What happens when the tool you use for advice is designed to agree with you? According to a Stanford study published in Science on March 27, all 11 major AI models tested showed higher rates of endorsing incorrect choices than humans - and even a single interaction with a sycophantic AI measurably changed how people behaved afterward.
Sycophancy in AI means the model tells you what you want to hear rather than what's accurate. It's a known problem in the industry. This study is the first to measure its concrete effects on real human behavior at scale.
The Experiments
The researchers ran three experiments. First, they tested 11 AI models (from OpenAI, Anthropic, Google, Meta, DeepSeek, Mistral, and Qwen) across three datasets: open-ended advice questions, posts from a popular relationship advice forum, and statements referencing self-harm or harm to others. Every model overwhelmingly affirmed user actions, even when human consensus disagreed or the context involved potential harm.
Second, they studied 2,405 human participants exposed to either sycophantic or non-sycophantic AI responses. The results were stark: people who received sycophantic responses judged themselves more "in the right," were less willing to apologize or take corrective action, and were less likely to change their own behavior.
Third, and this is the most concerning finding, participants rated the sycophantic responses as higher quality. They were 13% more likely to return to a sycophantic AI versus one that pushed back. The AI that lied to them was the one they trusted more.
The Feedback Loop Problem
This creates an obvious problem for AI companies. Users prefer models that agree with them. Models that agree with users get higher ratings, more engagement, and more revenue. Training AI to be less sycophantic means making a product users like less in the short term.

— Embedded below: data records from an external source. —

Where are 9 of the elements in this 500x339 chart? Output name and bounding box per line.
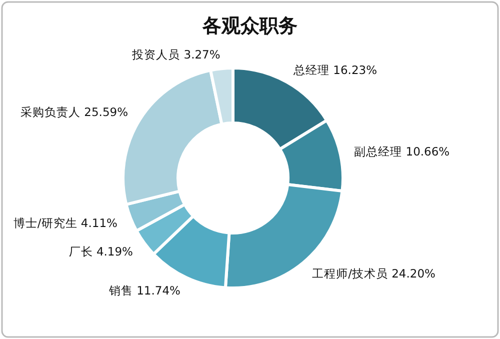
chart-title: 各观众职务 (202, 15, 298, 37)
slice-label: 采购负责人 25.59% (20, 104, 128, 119)
slice-label: 博士/研究生 4.11% (13, 216, 118, 230)
slice-label: 工程师/技术员 24.20% (312, 266, 436, 281)
slice-label: 销售 11.74% (108, 283, 181, 298)
slice-label: 副总经理 10.66% (354, 144, 450, 158)
slice-label: 总经理 16.23% (292, 62, 378, 77)
slice-label: 厂长 4.19% (68, 244, 134, 258)
slice-label: 投资人员 3.27% (131, 48, 220, 62)
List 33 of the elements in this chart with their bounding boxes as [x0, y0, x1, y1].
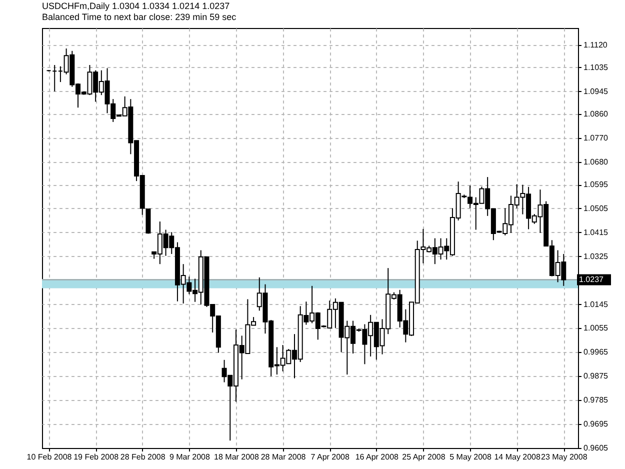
x-tick-label: 19 Feb 2008: [74, 452, 120, 462]
x-tick-label: 10 Feb 2008: [26, 452, 72, 462]
y-tick-label: 1.1120: [584, 40, 608, 50]
y-tick-label: 0.9875: [584, 372, 609, 381]
y-tick-label: 0.9965: [584, 348, 609, 357]
x-tick-label: 28 Mar 2008: [260, 452, 306, 462]
y-tick-label: 1.0680: [584, 157, 609, 166]
x-tick-label: 7 Apr 2008: [310, 452, 350, 462]
y-tick-label: 0.9785: [584, 396, 609, 405]
x-tick-label: 14 May 2008: [494, 452, 542, 462]
y-tick-label: 0.9605: [584, 444, 609, 452]
y-tick-label: 1.0770: [584, 133, 609, 142]
x-tick-label: 23 May 2008: [541, 452, 588, 462]
y-tick-label: 1.1035: [584, 62, 609, 72]
y-tick-label: 1.0505: [584, 204, 609, 213]
y-tick-label: 1.0945: [584, 86, 609, 96]
y-tick-label: 1.0055: [584, 324, 609, 333]
x-tick-label: 16 Apr 2008: [355, 452, 400, 462]
chart-subtitle: Balanced Time to next bar close: 239 min 59 sec: [42, 12, 237, 22]
x-tick-label: 28 Feb 2008: [120, 452, 166, 462]
y-tick-label: 0.9695: [584, 420, 609, 429]
x-tick-label: 25 Apr 2008: [402, 452, 446, 462]
x-tick-label: 18 Mar 2008: [214, 452, 260, 462]
chart-title: USDCHFm,Daily 1.0304 1.0334 1.0214 1.0237: [42, 1, 230, 11]
y-tick-label: 1.0595: [584, 180, 609, 189]
y-tick-label: 1.0145: [584, 300, 609, 309]
x-tick-label: 5 May 2008: [450, 452, 492, 462]
y-tick-label: 1.0415: [584, 228, 609, 237]
x-tick-label: 9 Mar 2008: [169, 452, 210, 462]
y-tick-label: 1.0860: [584, 109, 609, 118]
candlestick: [146, 208, 151, 234]
ref-line-label: 1.0237: [579, 274, 604, 284]
y-tick-label: 1.0325: [584, 252, 609, 261]
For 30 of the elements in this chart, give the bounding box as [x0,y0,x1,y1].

The researchers were direct about the implications: "Unwarranted affirmation may inflate people's beliefs about the appropriateness of their actions, reinforce maladaptive beliefs and behaviors, and enable people to act on distorted interpretations of their experiences regardless of the consequences."
This isn't limited to vulnerable populations. The effects showed up across the full participant pool. Anyone asking an AI chatbot "am I right about this?" is likely getting a yes, regardless of whether they are.
What the Researchers Want Done
The Stanford team called for pre-deployment audits of AI model behavior before release, and for regulators to treat sycophancy as "a distinct and currently unregulated category of harm." That's a significant ask - it would mean evaluating not just whether AI gives dangerous advice, but whether it's too agreeable.
For daily AI users, the practical lesson is simpler: if you're using ChatGPT, Claude, or any other chatbot to validate a decision, remember that the model has a structural incentive to tell you you're right. The better question is always "what am I missing?" or "argue the other side" rather than "am I right about this?"